Par plusieurs décisions rendues le 3 avril 2024 [2], le tribunal administratif de Cergy-Pontoise a condamné l’État pour « carence dans l’organisation du service public de l’enseignement » dans des affaires concernant le rectorat de Versailles.
Ces décisions de justice font suite à la mobilisation d’un collectif de parents d’élèves dénonçant les heures de cours perdues par leurs enfants du fait d’absences non remplacées de leurs enseignants.
1. L’obligation d’assurer l’enseignement au fondement de la responsabilité de l’État.
Dans ces affaires, la juridiction sanctionne le manquement à l’obligation d’assurer l’enseignement scolaire, consacrée aux termes de l’article L122-1-1 du Code de l’éducation, et la continuité des apprentissages, prévue à l’article D. 321-1 de ce même code.
Le tribunal administratif de Cergy-Pontoise s’est notamment fondé sur la décision rendue par le Conseil d’État le 27 janvier 1988, Ministre de l’éducation nationale contre Giraud, n° 64076, selon laquelle :
« la mission d’intérêt général d’enseignement (…) impose au ministre de l’éducation nationale l’obligation légale d’assurer l’enseignement de toutes les matières obligatoires inscrites aux programmes (…) ».
Le juge administratif considère donc que le manquement à ces obligations « pendant une période appréciable », en l’absence de toute justification tirée des nécessités de l’organisation du service, est constitutif d’une « faute de nature à engager la responsabilité de l’État ».
2. L’appréciation par le juge du manquement à cette obligation.
Comment le juge administratif apprécie-t-il alors la « période appréciable » susceptible d’engager la responsabilité de l’État ?
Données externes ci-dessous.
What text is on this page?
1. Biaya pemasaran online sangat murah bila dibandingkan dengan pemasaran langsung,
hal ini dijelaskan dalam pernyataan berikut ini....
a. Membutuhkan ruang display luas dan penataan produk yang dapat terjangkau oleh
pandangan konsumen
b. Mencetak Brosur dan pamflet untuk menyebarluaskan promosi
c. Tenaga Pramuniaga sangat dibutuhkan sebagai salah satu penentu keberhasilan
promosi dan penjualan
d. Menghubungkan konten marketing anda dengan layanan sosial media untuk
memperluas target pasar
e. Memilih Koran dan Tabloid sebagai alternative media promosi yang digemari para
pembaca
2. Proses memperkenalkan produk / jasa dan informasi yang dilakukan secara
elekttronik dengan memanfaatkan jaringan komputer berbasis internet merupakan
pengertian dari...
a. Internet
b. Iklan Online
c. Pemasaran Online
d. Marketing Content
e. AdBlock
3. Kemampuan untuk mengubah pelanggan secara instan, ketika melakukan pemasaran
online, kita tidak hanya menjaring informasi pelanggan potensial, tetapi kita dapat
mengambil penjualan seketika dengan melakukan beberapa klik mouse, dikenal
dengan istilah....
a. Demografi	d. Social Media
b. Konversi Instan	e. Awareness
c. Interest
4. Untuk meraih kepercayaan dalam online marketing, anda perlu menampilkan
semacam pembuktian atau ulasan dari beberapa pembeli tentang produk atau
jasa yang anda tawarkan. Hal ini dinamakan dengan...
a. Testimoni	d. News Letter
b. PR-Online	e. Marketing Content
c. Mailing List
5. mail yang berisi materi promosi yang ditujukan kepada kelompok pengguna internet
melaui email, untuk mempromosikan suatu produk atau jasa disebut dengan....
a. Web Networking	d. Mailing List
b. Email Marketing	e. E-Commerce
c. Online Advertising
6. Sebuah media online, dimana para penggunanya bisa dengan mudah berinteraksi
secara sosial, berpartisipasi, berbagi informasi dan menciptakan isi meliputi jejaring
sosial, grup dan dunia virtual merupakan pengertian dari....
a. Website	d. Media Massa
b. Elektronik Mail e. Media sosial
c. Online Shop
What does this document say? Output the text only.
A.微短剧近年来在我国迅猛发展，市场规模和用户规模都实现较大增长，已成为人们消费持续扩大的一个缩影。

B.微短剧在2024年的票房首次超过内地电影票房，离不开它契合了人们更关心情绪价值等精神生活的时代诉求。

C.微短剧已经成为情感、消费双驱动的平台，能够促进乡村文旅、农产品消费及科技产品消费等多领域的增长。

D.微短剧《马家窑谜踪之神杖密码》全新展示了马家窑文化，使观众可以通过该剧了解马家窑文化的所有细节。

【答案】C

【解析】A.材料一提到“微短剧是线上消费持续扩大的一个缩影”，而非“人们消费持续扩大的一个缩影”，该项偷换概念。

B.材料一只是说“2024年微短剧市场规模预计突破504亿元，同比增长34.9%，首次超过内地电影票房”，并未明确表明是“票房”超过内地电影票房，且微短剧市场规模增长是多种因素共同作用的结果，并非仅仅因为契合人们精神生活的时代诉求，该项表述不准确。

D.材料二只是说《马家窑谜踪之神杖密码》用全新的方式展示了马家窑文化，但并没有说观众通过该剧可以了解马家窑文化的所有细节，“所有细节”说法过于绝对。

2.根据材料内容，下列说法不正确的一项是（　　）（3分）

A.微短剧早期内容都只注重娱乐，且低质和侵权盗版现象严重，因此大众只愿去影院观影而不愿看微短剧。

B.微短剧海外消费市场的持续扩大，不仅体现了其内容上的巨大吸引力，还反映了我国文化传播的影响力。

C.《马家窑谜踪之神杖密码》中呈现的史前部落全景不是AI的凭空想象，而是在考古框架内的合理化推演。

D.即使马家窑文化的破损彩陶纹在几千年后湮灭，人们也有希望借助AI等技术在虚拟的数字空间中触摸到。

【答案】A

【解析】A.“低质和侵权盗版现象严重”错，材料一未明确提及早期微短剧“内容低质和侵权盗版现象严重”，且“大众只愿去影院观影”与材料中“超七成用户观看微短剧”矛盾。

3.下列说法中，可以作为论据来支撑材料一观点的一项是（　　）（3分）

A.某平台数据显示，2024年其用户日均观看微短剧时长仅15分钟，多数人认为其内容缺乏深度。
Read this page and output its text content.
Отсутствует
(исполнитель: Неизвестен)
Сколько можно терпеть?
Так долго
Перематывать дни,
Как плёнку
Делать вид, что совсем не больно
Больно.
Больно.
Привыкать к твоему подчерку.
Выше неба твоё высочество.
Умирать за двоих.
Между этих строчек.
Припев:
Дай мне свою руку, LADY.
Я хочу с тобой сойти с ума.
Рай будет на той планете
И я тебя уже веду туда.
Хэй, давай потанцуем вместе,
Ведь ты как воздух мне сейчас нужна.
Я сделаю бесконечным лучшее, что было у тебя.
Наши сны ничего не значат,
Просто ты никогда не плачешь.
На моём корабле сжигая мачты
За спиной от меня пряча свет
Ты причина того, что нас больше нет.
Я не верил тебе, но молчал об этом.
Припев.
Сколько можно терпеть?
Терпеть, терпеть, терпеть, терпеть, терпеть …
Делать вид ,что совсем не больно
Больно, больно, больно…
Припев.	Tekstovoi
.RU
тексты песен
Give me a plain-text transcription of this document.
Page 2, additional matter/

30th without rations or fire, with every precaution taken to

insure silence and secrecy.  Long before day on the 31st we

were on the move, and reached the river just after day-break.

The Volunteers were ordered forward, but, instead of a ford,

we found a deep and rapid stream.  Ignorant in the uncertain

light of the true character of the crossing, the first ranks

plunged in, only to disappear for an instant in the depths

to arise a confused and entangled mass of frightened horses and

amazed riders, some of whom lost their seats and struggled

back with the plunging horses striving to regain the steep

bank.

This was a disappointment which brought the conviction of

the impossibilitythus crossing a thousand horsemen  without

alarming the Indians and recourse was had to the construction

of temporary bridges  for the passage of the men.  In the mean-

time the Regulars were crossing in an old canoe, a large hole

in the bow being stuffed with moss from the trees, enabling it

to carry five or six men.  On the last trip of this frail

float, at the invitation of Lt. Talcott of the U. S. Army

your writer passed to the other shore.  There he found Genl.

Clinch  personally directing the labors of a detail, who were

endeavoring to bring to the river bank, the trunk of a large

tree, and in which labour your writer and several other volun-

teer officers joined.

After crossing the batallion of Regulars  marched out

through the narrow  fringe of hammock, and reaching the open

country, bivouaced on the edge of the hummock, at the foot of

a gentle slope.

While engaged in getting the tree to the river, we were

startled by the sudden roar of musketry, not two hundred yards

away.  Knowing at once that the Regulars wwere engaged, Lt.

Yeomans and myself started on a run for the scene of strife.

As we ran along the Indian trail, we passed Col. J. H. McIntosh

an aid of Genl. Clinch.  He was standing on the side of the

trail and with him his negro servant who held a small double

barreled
Le rapporteur public a considéré qu’une « rupture continue d’enseignement sur une période supérieure à trois semaines » était préjudiciable pour les élèves et ouvrait droit à réparation.
S’agissant des absences de courte durée, il a établi le seuil au-delà duquel la responsabilité de l’État pouvait être engagée à environ « 15 % du volume annuel total d’une matière obligatoire ».
Le tribunal administratif de Cergy-Pontoise a par exemple estimé que l’État avait commis une faute du fait du non-remplacement d’un enseignant pendant 16 jours, ce qui avait eu pour effet de priver l’élève concerné de l’intégralité des enseignements obligatoires qui devaient lui être dispensés sur cette période.
3. Une indemnisation symbolique.
Dans ces décisions, l’État a été condamné à indemniser les requérants des préjudices nés de la perte de chance de leurs enfants de réussir leur cursus scolaire en raison de la rupture de la continuité pédagogique, pour les collégiens, et du retard pris dans l’acquisition du socle commun de connaissances, pour les élèves de primaire.
Il convient de souligner que le juge administratif a considéré que les bons résultats obtenus par un élève malgré l’absence de son professeur n’étaient pas de nature à exonérer l’État de sa responsabilité.
Tous les requérants n’ont toutefois pas eu gain de cause. Le tribunal administratif a renvoyé trois affaires et rejeté une requête. Le ministère de l’Éducation nationale a annoncé qu’il envisageait de faire appel. D’autres tribunaux doivent statuer sur des requêtes similaires dans les prochains mois.
Si les sommes versées à titre de réparation dans ces affaires sont symboliques, il s’agit surtout pour les familles concernées de faire pression sur l’État. Le contentieux indemnitaire des heures non remplacées est devenu récurrent du fait de l’activisme d’associations et de collectifs de parents d’élèves.